For purposes of this discussion, please exclude spouses, siblings, parents, and children from the ranks of your friends.
Think of your closest friend. Would you call the emotion you hold for that person love? For that matter, would you call the feeling that person evinces for you love? Why or why not?
You can wait for a poll if you want, but there’s not gonna be one.
I might use the word “love”, though I generally don’t because society tends to interpret the word very narrowly to mean either “romantic love” or “familial love”. That said, I’m about as close with my best friend as I am with anyone in my family so it really isn’t a bad description of the emotion involved.
Sometimes I think the greeks have the right idea, having multiple words for love. It makes this kind of question so much easier.
I loved my friend, counted her as part of my family. She got hooked up with a bad, creepy guy (child porn, lots of drama), and her folks and I tried to help her through it. After a few months she moved to another state with the convicted creeper.
I’ve effectively given up on her. I don’t think I would ever give up on one of my parents, perhaps I would if I found out one of them was a pederast.
Love comes in different forms and it’s not necessarily everlasting but I think I’d still classify what I feel for my friends as love. Affection or esteem isn’t quite the same and seems inadequate.
I certainly would, and do. As others have said, there are many kinds of love. I don’t love all my friends, and those that I do love, I love in different ways. Some I love as friends, some feel more like family, some are both.
But yes, I love them, and I tell them so. Certainly not as often as I tell my husband that, but I do.
Oh yes. I love her very much! We’ve been friends since we were children. Like dangermom and her friend, we tell each other we love each other all the time!

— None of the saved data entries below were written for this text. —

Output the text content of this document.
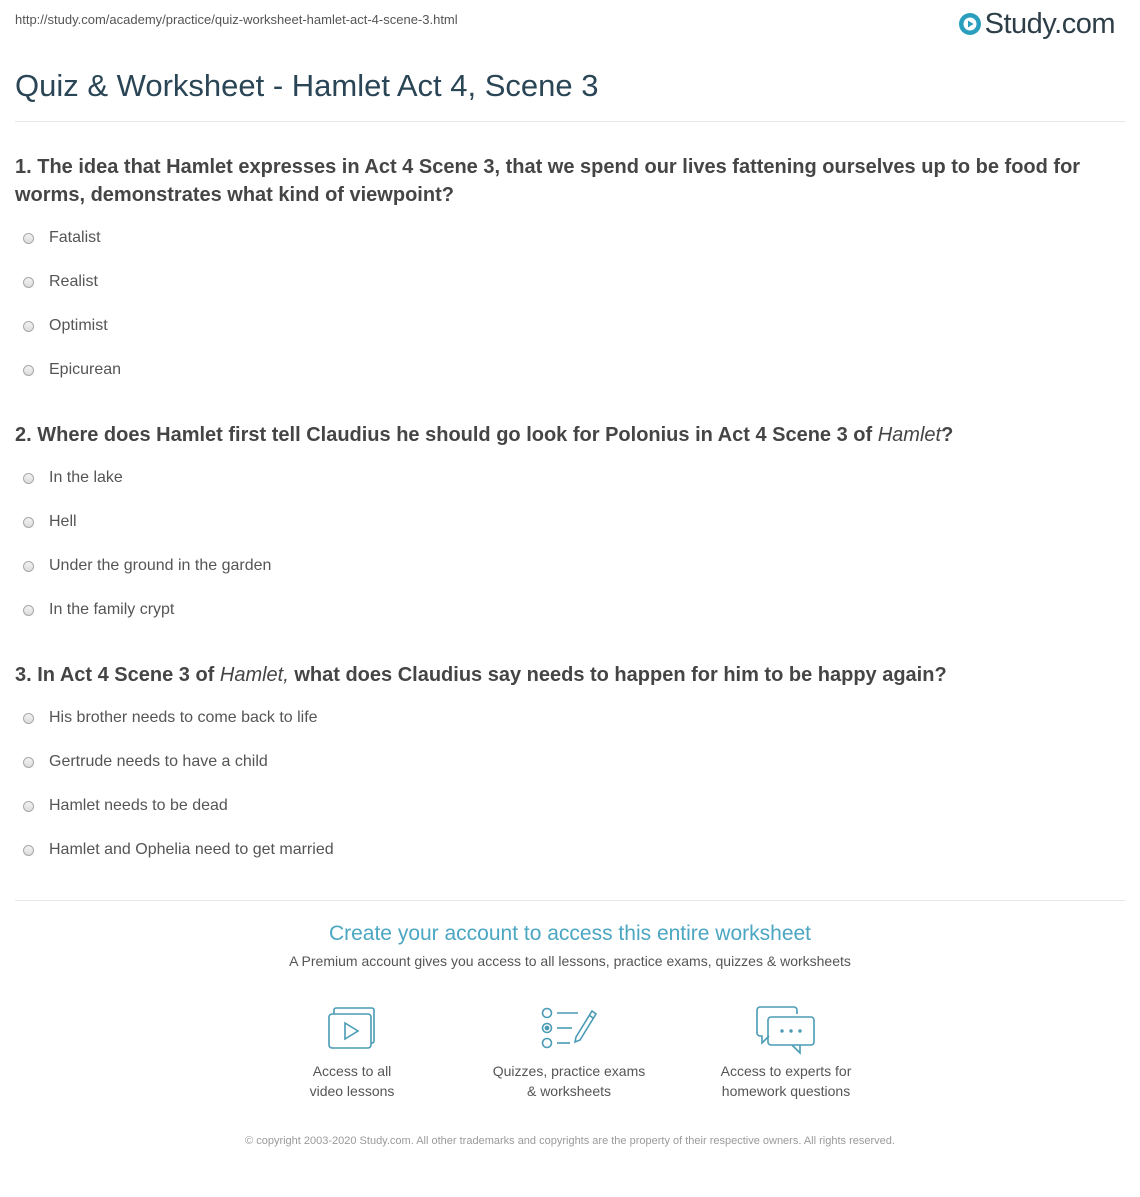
http://study.com/academy/practice/quiz-worksheet-hamlet-act-4-scene-3.html	Study.com
Quiz & Worksheet - Hamlet Act 4, Scene 3

1. The idea that Hamlet expresses in Act 4 Scene 3, that we spend our lives fattening ourselves up to be food for worms, demonstrates what kind of viewpoint?

Fatalist
Realist
Optimist
Epicurean

2. Where does Hamlet first tell Claudius he should go look for Polonius in Act 4 Scene 3 of Hamlet?

In the lake
Hell
Under the ground in the garden
In the family crypt

3. In Act 4 Scene 3 of Hamlet, what does Claudius say needs to happen for him to be happy again?

His brother needs to come back to life
Gertrude needs to have a child
Hamlet needs to be dead
Hamlet and Ophelia need to get married
Create your account to access this entire worksheet
A Premium account gives you access to all lessons, practice exams, quizzes & worksheets
Access to all
video lessons
Quizzes, practice exams
& worksheets
Access to experts for
homework questions
© copyright 2003-2020 Study.com. All other trademarks and copyrights are the property of their respective owners. All rights reserved.
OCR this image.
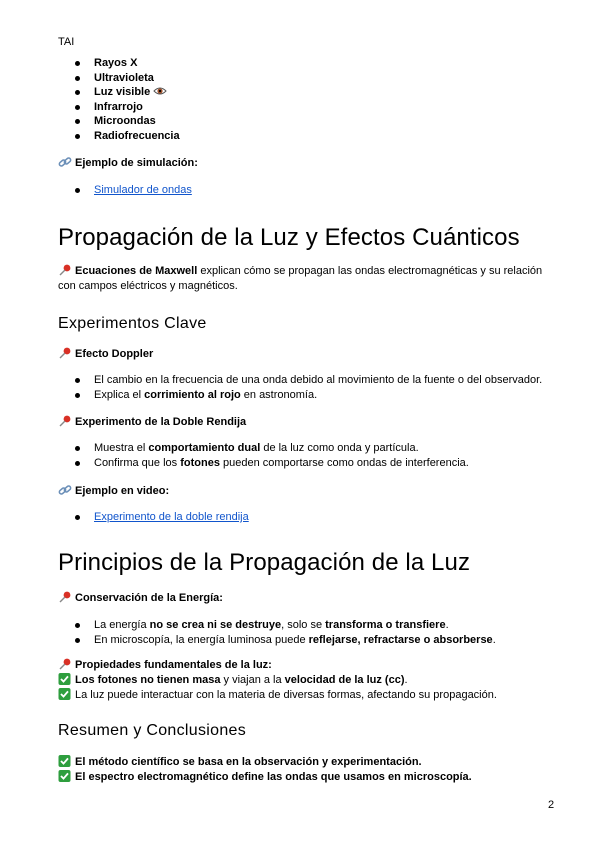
TAI
Rayos X
Ultravioleta
Luz visible
Infrarrojo
Microondas
Radiofrecuencia
Ejemplo de simulación:
Simulador de ondas
Propagación de la Luz y Efectos Cuánticos
Ecuaciones de Maxwell explican cómo se propagan las ondas electromagnéticas y su relación
con campos eléctricos y magnéticos.
Experimentos Clave
Efecto Doppler
El cambio en la frecuencia de una onda debido al movimiento de la fuente o del observador.
Explica el corrimiento al rojo en astronomía.
Experimento de la Doble Rendija
Muestra el comportamiento dual de la luz como onda y partícula.
Confirma que los fotones pueden comportarse como ondas de interferencia.
Ejemplo en video:
Experimento de la doble rendija
Principios de la Propagación de la Luz
Conservación de la Energía:
La energía no se crea ni se destruye, solo se transforma o transfiere.
En microscopía, la energía luminosa puede reflejarse, refractarse o absorberse.
Propiedades fundamentales de la luz:
Los fotones no tienen masa y viajan a la velocidad de la luz (cc).
La luz puede interactuar con la materia de diversas formas, afectando su propagación.
Resumen y Conclusiones
El método científico se basa en la observación y experimentación.
El espectro electromagnético define las ondas que usamos en microscopía.
2
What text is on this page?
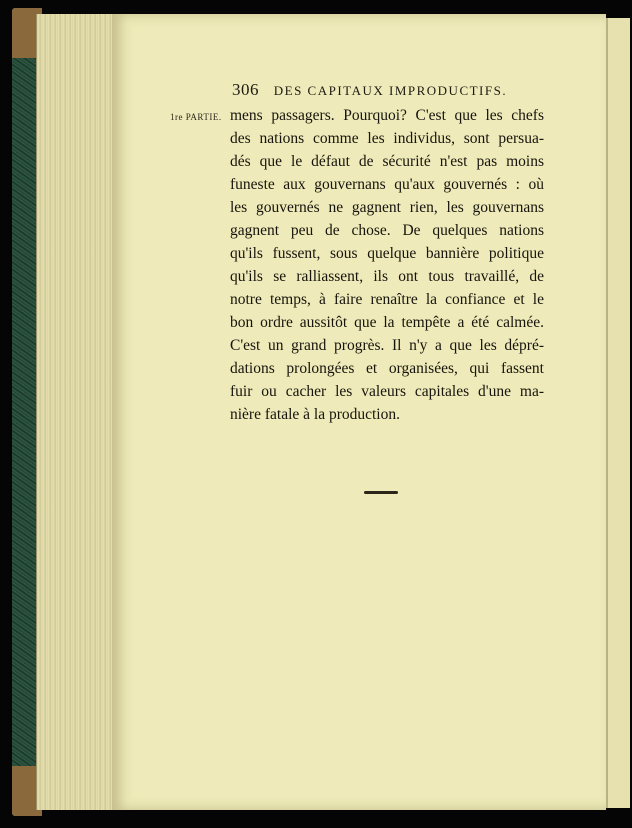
306 DES CAPITAUX IMPRODUCTIFS.
1re PARTIE. mens passagers. Pourquoi? C'est que les chefs
des nations comme les individus, sont persua-
dés que le défaut de sécurité n'est pas moins
funeste aux gouvernans qu'aux gouvernés : où
les gouvernés ne gagnent rien, les gouvernans
gagnent peu de chose. De quelques nations
qu'ils fussent, sous quelque bannière politique
qu'ils se ralliassent, ils ont tous travaillé, de
notre temps, à faire renaître la confiance et le
bon ordre aussitôt que la tempête a été calmée.
C'est un grand progrès. Il n'y a que les dépré-
dations prolongées et organisées, qui fassent
fuir ou cacher les valeurs capitales d'une ma-
nière fatale à la production.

I actually have two best friends and the second is more reserved. I don’t think I’ve ever told her I love her, but I do. I’ve known her maybe 10 minutes longer than the other.
Absolutely. In fact, I told a close colleague at work today that I loved her and she said she loved me too. We then joked that we hoped no one else was listening in that might misconstrue wat we were saying.
I love certain people but have a hard time saying “I love you” out loud (except to my husband.)
That being said, I genuinely and sincerely loved my best friend (not in a gay way, sheesh) and she knew it. We only knew each other for about 3 years but I trusted her with my life. She moved to a different city in 2008 then passed away from “small cell sarcoma”. I will always cherish my time with her.
My longest best friend, who I’ve known since Grade 1, tells me she loves me every time we talk or write. I don’t say it out loud back but she knows damn well that I also love her very much.
So yes, the feelings I have for my best friends certainly is love.
My best friend from High School and I still keep in contact, though sadly not as often as we should. Every time I see him it is like seeing my brother and I have told him many times that I love him. Nothing gay about it, just respect for a life-long friend that has been there for 30 years. Since we have moved to different areas of the country and no longer spend much time together we have both acquired new “best friends” I have one who is very close to me and we have been friends for 15 years or so. Yet even though I feel like a brother to him as well, I have never told him that I “love” him like I have my oldest friend. I don’t know why, perhaps now that I am older the phrase said to another man is awkward. But I have made my feeling known to him, that he can always count on me and if he ever needs anything he only needs to call.
My wife can clearly see how much my friend means to me. She tells me my whole demeanor changes after I talk to him or we spend time together doing something. She has used the term “bromance” when describing us. Makes me shudder at the thought, but there you go.
I love my best friend. My feelings for him are pretty much identical to the feelings I have for my brother. He feels the same way about me, and we occasionally tell each other. It doesn’t seem weird to me to tell a friend that I love him.
I have two really good friends; one of them and I say we love each other all the time, and the other is really conflicted about what it means to love anyone but her family, so I never use the word with her.
Eh, not at the minute, she’s become a complete train wreck, so it’s more deep concern and anxiety mixed with an increasing desire to not be involved with her self-induced dramas.
Yes, to me, “love” is a word I extend to friends. Not just my “best” friend (position currently vacant, if you insist on excluding my SO), but any friend with whom I communicate on a fairly regular basis and know fairly well. I use “love” in the sense of action more than feeling, although feeling is involved, but it definitely is not exclusive to “romantic” or familial relationships. As some of my dearest friends are fond of saying, you don’t get to pick your family, but you do get to pick your friends - and I’ve had some really wonderful people pick me and let me pick them.